If you’re trying to convince yourself (or the team or management) that your operations program needs to be changed for the better, and that trying a Devops approach makes sense – or that your operations organization is improving, and that whatever changes you have made actually make a difference – you have to measure something(s). But what?
John Clapham at Nokia suggests that you should try to measure how healthy your operations culture is. At the Devops Days conference this year in London he talked about ways to measure and monitor culture – behaviour, attitudes and values – to determine whether people were focused on the “right things”, and to assess the team’s motivation and satisfaction. Nokia had already started a Devops program, and wanted to see whether the momentum for change and improvement was still there after the initial push and evangelism had worn off. So they came up with a set of vital signs that they felt would capture the important behaviours and attitudes:
- Cycle time – time from development to deployment in production. Are we moving faster, or fast enough?
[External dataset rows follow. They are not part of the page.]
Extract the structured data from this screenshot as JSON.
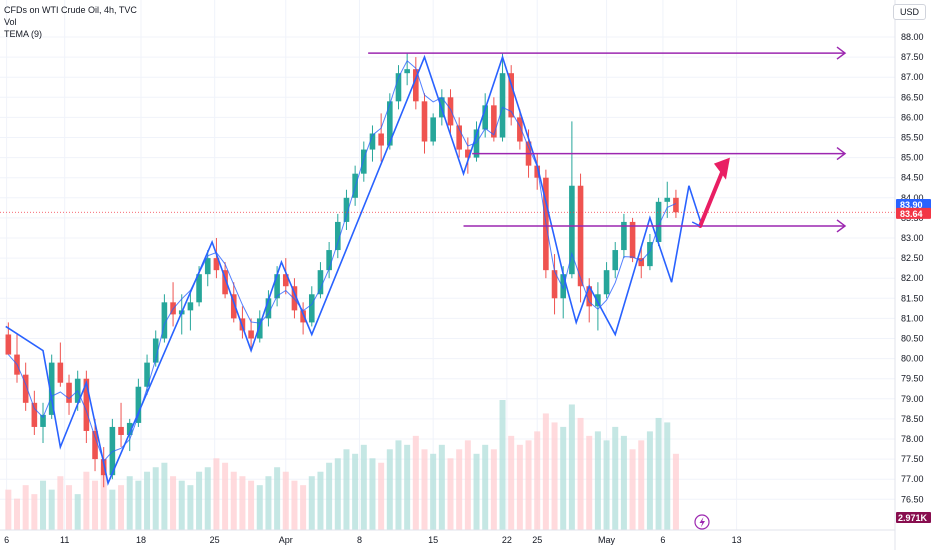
{
  "header": {
    "symbol_line": "CFDs on WTI Crude Oil, 4h, TVC",
    "volume_label": "Vol",
    "indicator_label": "TEMA (9)",
    "currency_button": "USD"
  },
  "chart_data": {
    "type": "candlestick",
    "y_ticks": [
      "88.00",
      "87.50",
      "87.00",
      "86.50",
      "86.00",
      "85.50",
      "85.00",
      "84.50",
      "84.00",
      "83.50",
      "83.00",
      "82.50",
      "82.00",
      "81.50",
      "81.00",
      "80.50",
      "80.00",
      "79.50",
      "79.00",
      "78.50",
      "78.00",
      "77.50",
      "77.00",
      "76.50"
    ],
    "ylim": [
      76.2,
      88.4
    ],
    "x_ticks": [
      {
        "label": "6",
        "t": 0.3
      },
      {
        "label": "11",
        "t": 7.0
      },
      {
        "label": "18",
        "t": 15.8
      },
      {
        "label": "25",
        "t": 24.3
      },
      {
        "label": "Apr",
        "t": 32.5
      },
      {
        "label": "8",
        "t": 41.0
      },
      {
        "label": "15",
        "t": 49.5
      },
      {
        "label": "22",
        "t": 58.0
      },
      {
        "label": "25",
        "t": 61.5
      },
      {
        "label": "May",
        "t": 69.5
      },
      {
        "label": "6",
        "t": 76.0
      },
      {
        "label": "13",
        "t": 84.5
      }
    ],
    "last_price": {
      "label": "83.64",
      "value": 83.64,
      "color": "#f23645"
    },
    "tema_value": {
      "label": "83.90",
      "value": 83.9,
      "color": "#2962ff"
    },
    "volume_badge": {
      "label": "2.971K",
      "color": "#880e4f"
    },
    "candles": [
      [
        80.6,
        80.9,
        80.1,
        80.1
      ],
      [
        80.1,
        80.6,
        79.4,
        79.6
      ],
      [
        79.6,
        79.9,
        78.7,
        78.9
      ],
      [
        78.9,
        79.2,
        78.1,
        78.3
      ],
      [
        78.3,
        78.9,
        77.9,
        78.6
      ],
      [
        78.6,
        80.1,
        78.5,
        79.9
      ],
      [
        79.9,
        80.4,
        79.3,
        79.4
      ],
      [
        79.4,
        79.6,
        78.6,
        78.9
      ],
      [
        78.9,
        79.7,
        78.7,
        79.5
      ],
      [
        79.5,
        79.7,
        77.9,
        78.2
      ],
      [
        78.2,
        78.5,
        77.2,
        77.5
      ],
      [
        77.5,
        77.8,
        76.8,
        77.1
      ],
      [
        77.1,
        78.5,
        77.0,
        78.3
      ],
      [
        78.3,
        78.9,
        77.8,
        78.1
      ],
      [
        78.1,
        78.5,
        77.7,
        78.4
      ],
      [
        78.4,
        79.5,
        78.3,
        79.3
      ],
      [
        79.3,
        80.1,
        79.1,
        79.9
      ],
      [
        79.9,
        80.7,
        79.8,
        80.5
      ],
      [
        80.5,
        81.6,
        80.4,
        81.4
      ],
      [
        81.4,
        81.9,
        80.8,
        81.1
      ],
      [
        81.1,
        81.6,
        80.6,
        81.2
      ],
      [
        81.2,
        81.7,
        80.7,
        81.4
      ],
      [
        81.4,
        82.3,
        81.3,
        82.1
      ],
      [
        82.1,
        82.7,
        81.8,
        82.5
      ],
      [
        82.5,
        83.0,
        82.0,
        82.2
      ],
      [
        82.2,
        82.4,
        81.5,
        81.6
      ],
      [
        81.6,
        81.9,
        80.9,
        81.0
      ],
      [
        81.0,
        81.3,
        80.5,
        80.7
      ],
      [
        80.7,
        81.0,
        80.2,
        80.5
      ],
      [
        80.5,
        81.2,
        80.4,
        81.0
      ],
      [
        81.0,
        81.7,
        80.8,
        81.5
      ],
      [
        81.5,
        82.3,
        81.3,
        82.1
      ],
      [
        82.1,
        82.5,
        81.6,
        81.8
      ],
      [
        81.8,
        82.0,
        81.0,
        81.2
      ],
      [
        81.2,
        81.4,
        80.6,
        80.9
      ],
      [
        80.9,
        81.8,
        80.8,
        81.6
      ],
      [
        81.6,
        82.4,
        81.5,
        82.2
      ],
      [
        82.2,
        82.9,
        82.0,
        82.7
      ],
      [
        82.7,
        83.6,
        82.5,
        83.4
      ],
      [
        83.4,
        84.2,
        83.2,
        84.0
      ],
      [
        84.0,
        84.8,
        83.8,
        84.6
      ],
      [
        84.6,
        85.4,
        84.4,
        85.2
      ],
      [
        85.2,
        85.8,
        84.9,
        85.6
      ],
      [
        85.6,
        86.1,
        84.9,
        85.3
      ],
      [
        85.3,
        86.6,
        85.2,
        86.4
      ],
      [
        86.4,
        87.3,
        86.2,
        87.1
      ],
      [
        87.1,
        87.6,
        86.8,
        87.2
      ],
      [
        87.2,
        87.5,
        86.2,
        86.4
      ],
      [
        86.4,
        86.6,
        85.1,
        85.4
      ],
      [
        85.4,
        86.1,
        85.3,
        86.0
      ],
      [
        86.0,
        86.7,
        85.8,
        86.5
      ],
      [
        86.5,
        86.7,
        85.6,
        85.8
      ],
      [
        85.8,
        86.0,
        85.0,
        85.2
      ],
      [
        85.2,
        85.5,
        84.6,
        85.0
      ],
      [
        85.0,
        85.9,
        84.9,
        85.7
      ],
      [
        85.7,
        86.6,
        85.5,
        86.3
      ],
      [
        86.3,
        86.5,
        85.4,
        85.5
      ],
      [
        85.5,
        87.6,
        85.4,
        87.1
      ],
      [
        87.1,
        87.3,
        85.8,
        86.0
      ],
      [
        86.0,
        86.2,
        85.2,
        85.4
      ],
      [
        85.4,
        85.7,
        84.5,
        84.8
      ],
      [
        84.8,
        85.1,
        84.2,
        84.5
      ],
      [
        84.5,
        84.7,
        82.0,
        82.2
      ],
      [
        82.2,
        82.6,
        81.1,
        81.5
      ],
      [
        81.5,
        82.3,
        81.0,
        82.1
      ],
      [
        82.1,
        85.9,
        82.0,
        84.3
      ],
      [
        84.3,
        84.6,
        81.4,
        81.8
      ],
      [
        81.8,
        82.0,
        80.9,
        81.3
      ],
      [
        81.3,
        81.9,
        80.7,
        81.6
      ],
      [
        81.6,
        82.4,
        81.5,
        82.2
      ],
      [
        82.2,
        82.9,
        82.0,
        82.7
      ],
      [
        82.7,
        83.6,
        82.5,
        83.4
      ],
      [
        83.4,
        83.5,
        82.4,
        82.5
      ],
      [
        82.5,
        82.8,
        82.0,
        82.3
      ],
      [
        82.3,
        83.1,
        82.2,
        82.9
      ],
      [
        82.9,
        84.0,
        82.8,
        83.9
      ],
      [
        83.9,
        84.4,
        83.5,
        84.0
      ],
      [
        84.0,
        84.2,
        83.5,
        83.64
      ]
    ],
    "volumes": [
      0.9,
      0.7,
      1.0,
      0.8,
      1.1,
      0.9,
      1.2,
      1.0,
      0.8,
      1.3,
      1.1,
      1.4,
      0.9,
      1.0,
      1.2,
      1.1,
      1.3,
      1.4,
      1.5,
      1.2,
      1.1,
      1.0,
      1.3,
      1.4,
      1.6,
      1.5,
      1.3,
      1.2,
      1.1,
      1.0,
      1.2,
      1.4,
      1.3,
      1.1,
      1.0,
      1.2,
      1.3,
      1.5,
      1.6,
      1.8,
      1.7,
      1.9,
      1.6,
      1.5,
      1.8,
      2.0,
      1.9,
      2.1,
      1.8,
      1.7,
      1.9,
      1.6,
      1.8,
      2.0,
      1.7,
      1.9,
      1.8,
      2.9,
      2.1,
      1.9,
      2.0,
      2.2,
      2.6,
      2.4,
      2.3,
      2.8,
      2.5,
      2.1,
      2.2,
      2.0,
      2.3,
      2.1,
      1.8,
      2.0,
      2.2,
      2.5,
      2.4,
      1.7
    ],
    "zigzag": [
      [
        0.2,
        80.8
      ],
      [
        4.5,
        80.2
      ],
      [
        6.5,
        77.8
      ],
      [
        9.5,
        79.4
      ],
      [
        12.0,
        76.9
      ],
      [
        24.0,
        82.9
      ],
      [
        28.5,
        80.2
      ],
      [
        32.0,
        82.4
      ],
      [
        35.5,
        80.6
      ],
      [
        48.5,
        87.5
      ],
      [
        53.0,
        84.6
      ],
      [
        57.5,
        87.5
      ],
      [
        61.5,
        84.8
      ],
      [
        64.5,
        82.1
      ],
      [
        66.0,
        80.9
      ],
      [
        67.5,
        81.8
      ],
      [
        70.5,
        80.6
      ],
      [
        74.5,
        83.5
      ],
      [
        77.0,
        81.9
      ],
      [
        79.0,
        84.3
      ],
      [
        80.5,
        83.3
      ]
    ],
    "horizontal_levels": [
      {
        "y": 87.6,
        "t0": 42.0,
        "t1": 97.0
      },
      {
        "y": 85.1,
        "t0": 54.0,
        "t1": 97.0
      },
      {
        "y": 83.3,
        "t0": 53.0,
        "t1": 97.0
      }
    ],
    "projection_arrow": {
      "t0": 80.3,
      "y0": 83.3,
      "t1": 83.5,
      "y1": 85.0,
      "color": "#e91e63"
    },
    "colors": {
      "up": "#26a69a",
      "down": "#ef5350",
      "zigzag": "#2962ff",
      "level": "#9c27b0",
      "tema": "#2962ff",
      "vol_up": "#b2dfdb",
      "vol_down": "#ffcdd2"
    }
  }
}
- Shared purpose – do people all share/believe in the same goals, believe in improving how development and ops work together?
- Motivation – does everyone care about what they are doing?
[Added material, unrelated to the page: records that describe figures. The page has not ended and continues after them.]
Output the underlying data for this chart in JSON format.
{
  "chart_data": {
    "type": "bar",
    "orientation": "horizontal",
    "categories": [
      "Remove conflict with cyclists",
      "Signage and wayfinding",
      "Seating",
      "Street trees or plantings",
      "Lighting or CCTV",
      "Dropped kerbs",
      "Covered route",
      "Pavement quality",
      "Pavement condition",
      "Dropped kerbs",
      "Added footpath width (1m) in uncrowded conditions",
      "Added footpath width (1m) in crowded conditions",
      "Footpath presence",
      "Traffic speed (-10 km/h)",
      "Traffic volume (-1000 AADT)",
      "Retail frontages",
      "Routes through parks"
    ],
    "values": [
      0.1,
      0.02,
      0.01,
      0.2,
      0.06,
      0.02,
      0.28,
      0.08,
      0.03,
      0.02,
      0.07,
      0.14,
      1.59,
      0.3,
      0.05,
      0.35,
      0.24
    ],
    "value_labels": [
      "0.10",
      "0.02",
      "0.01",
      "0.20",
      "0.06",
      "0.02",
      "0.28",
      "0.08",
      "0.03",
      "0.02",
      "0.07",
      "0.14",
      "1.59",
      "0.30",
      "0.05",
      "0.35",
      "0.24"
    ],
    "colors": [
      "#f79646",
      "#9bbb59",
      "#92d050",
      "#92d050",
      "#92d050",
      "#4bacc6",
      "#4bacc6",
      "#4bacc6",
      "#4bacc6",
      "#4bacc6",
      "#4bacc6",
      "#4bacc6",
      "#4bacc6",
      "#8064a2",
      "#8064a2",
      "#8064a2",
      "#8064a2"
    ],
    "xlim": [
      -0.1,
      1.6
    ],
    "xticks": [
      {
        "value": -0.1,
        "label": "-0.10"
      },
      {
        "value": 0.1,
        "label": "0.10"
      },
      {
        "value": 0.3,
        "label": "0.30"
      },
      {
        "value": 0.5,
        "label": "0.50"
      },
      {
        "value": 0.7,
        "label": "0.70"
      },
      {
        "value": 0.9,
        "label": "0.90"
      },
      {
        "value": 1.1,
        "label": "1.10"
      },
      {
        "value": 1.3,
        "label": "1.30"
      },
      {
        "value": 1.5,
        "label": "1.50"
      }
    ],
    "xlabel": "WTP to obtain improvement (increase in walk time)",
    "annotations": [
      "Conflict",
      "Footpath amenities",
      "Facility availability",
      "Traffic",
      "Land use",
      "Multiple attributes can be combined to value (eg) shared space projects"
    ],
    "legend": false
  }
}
- Collaboration – are people working together willingly?
- Effectiveness – is everyone’s time being spent in a useful way? How much time is being wasted?
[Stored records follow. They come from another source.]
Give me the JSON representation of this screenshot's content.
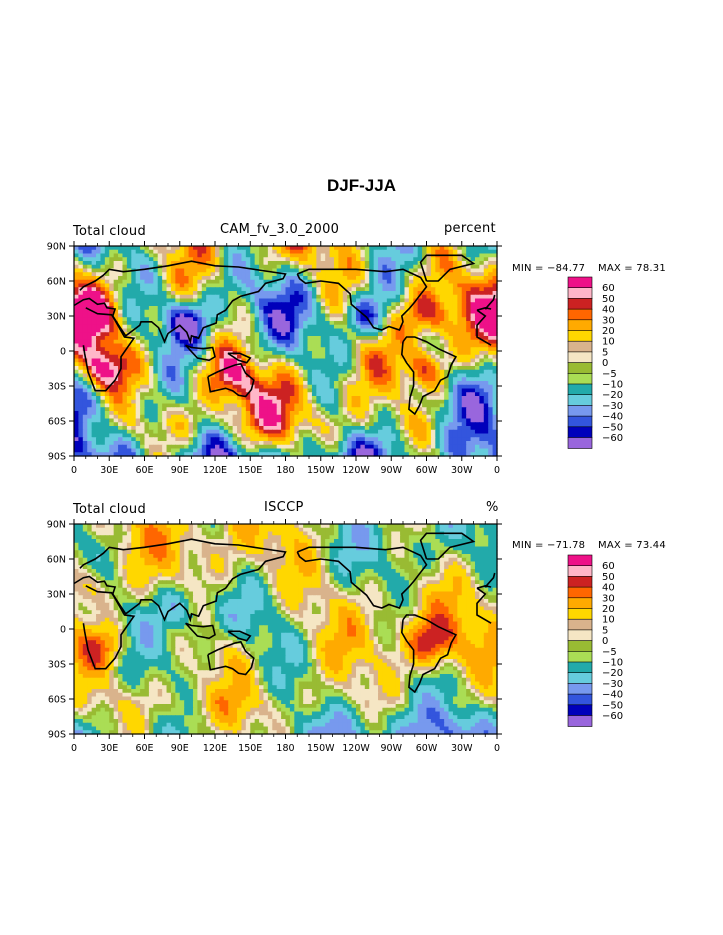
{
  "page": {
    "title": "DJF-JJA"
  },
  "panels": [
    {
      "left_label": "Total cloud",
      "center_label": "CAM_fv_3.0_2000",
      "right_label": "percent",
      "min_label": "MIN = −84.77",
      "max_label": "MAX =   78.31"
    },
    {
      "left_label": "Total cloud",
      "center_label": "ISCCP",
      "right_label": "%",
      "min_label": "MIN = −71.78",
      "max_label": "MAX =   73.44"
    }
  ],
  "chart_data": [
    {
      "type": "heatmap",
      "title": "DJF-JJA",
      "subtitle": "CAM_fv_3.0_2000",
      "left_label": "Total cloud",
      "units": "percent",
      "min": -84.77,
      "max": 78.31,
      "x_ticks": [
        "0",
        "30E",
        "60E",
        "90E",
        "120E",
        "150E",
        "180",
        "150W",
        "120W",
        "90W",
        "60W",
        "30W",
        "0"
      ],
      "y_ticks": [
        "90N",
        "60N",
        "30N",
        "0",
        "30S",
        "60S",
        "90S"
      ],
      "xlim": [
        0,
        360
      ],
      "ylim": [
        -90,
        90
      ],
      "colorbar_levels": [
        "60",
        "50",
        "40",
        "30",
        "20",
        "10",
        "5",
        "0",
        "−5",
        "−10",
        "−20",
        "−30",
        "−40",
        "−50",
        "−60"
      ],
      "colorbar_colors": [
        "#ee1188",
        "#ffb6c8",
        "#cc2222",
        "#ff6600",
        "#ffaa00",
        "#ffd700",
        "#d9b38c",
        "#f5e6c4",
        "#99bb33",
        "#aadd55",
        "#22aaaa",
        "#66ccdd",
        "#7799ee",
        "#3355dd",
        "#0000bb",
        "#9966dd"
      ]
    },
    {
      "type": "heatmap",
      "title": "DJF-JJA",
      "subtitle": "ISCCP",
      "left_label": "Total cloud",
      "units": "%",
      "min": -71.78,
      "max": 73.44,
      "x_ticks": [
        "0",
        "30E",
        "60E",
        "90E",
        "120E",
        "150E",
        "180",
        "150W",
        "120W",
        "90W",
        "60W",
        "30W",
        "0"
      ],
      "y_ticks": [
        "90N",
        "60N",
        "30N",
        "0",
        "30S",
        "60S",
        "90S"
      ],
      "xlim": [
        0,
        360
      ],
      "ylim": [
        -90,
        90
      ],
      "colorbar_levels": [
        "60",
        "50",
        "40",
        "30",
        "20",
        "10",
        "5",
        "0",
        "−5",
        "−10",
        "−20",
        "−30",
        "−40",
        "−50",
        "−60"
      ],
      "colorbar_colors": [
        "#ee1188",
        "#ffb6c8",
        "#cc2222",
        "#ff6600",
        "#ffaa00",
        "#ffd700",
        "#d9b38c",
        "#f5e6c4",
        "#99bb33",
        "#aadd55",
        "#22aaaa",
        "#66ccdd",
        "#7799ee",
        "#3355dd",
        "#0000bb",
        "#9966dd"
      ]
    }
  ]
}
Operations Vital Signs that you Can and Should Measure
Clapham’s closing question was: “What vital signs would you look for?”
I'm not convinced that you can measure an organization’s cultural effectiveness, or that it would be really useful if you could. You can’t tell from a wishy-washy questionnaire whether change is making a real difference to the organization’s effectiveness and you are on the right track; or help you understand what you need to change and what the impact of change would be on the bottom line (or the top line). To do this you need concrete and results-based measurements which point out strong points and weaknesses, and that you can use to make a case for change, or justify your decisions.
Puppet Labs and IT Revolution Press have recently published a “State of Devops Report”, which is full of interesting data. The report stresses the importance of metrics in understanding how your organization is performing and why a Devops program is, or would be, worthwhile. They provide a list of objective measures, broken down into two major types.
Agility and reliability metrics:
- Deployment rate/frequency
- Change lead time – how long it takes to get a change approved and into production
- Change failure rate (John Allspaw's brilliant presentation “Ops Meta-Metrics” explains the importance of correlating deployment frequency/size/type and failures – type and severity – in production)
- Mean time to recover (and mean time to detect)
- Test cycle time – how long does it take to test a change?
- Deployment time – how long does it take to roll out a new change once tested and approved?
- Defect rate in production (defect escape rate)
- Helpdesk ticket counts – how much time is spent firefighting?
There are two other important measures that are missing from this list:
- Operations costs
- Employee retention – a key measure of whether people are happy
Measuring the success of a DevOps program is simple:
If you aren't saving money
If you can’t make change easier and faster
If you don’t improve quality and reliability and your organization’s ability to respond to problems
If you can’t keep good people
... then whatever you’re doing is not working or you’re not doing it right. It doesn't matter if you are “doing DevOps” or using certain tools or if people seem to be more collaborative or believe that they have a greater sense of shared purpose. What matters is the outcome. Make sure that you’re measuring the right things – so that you know that you are doing the right things.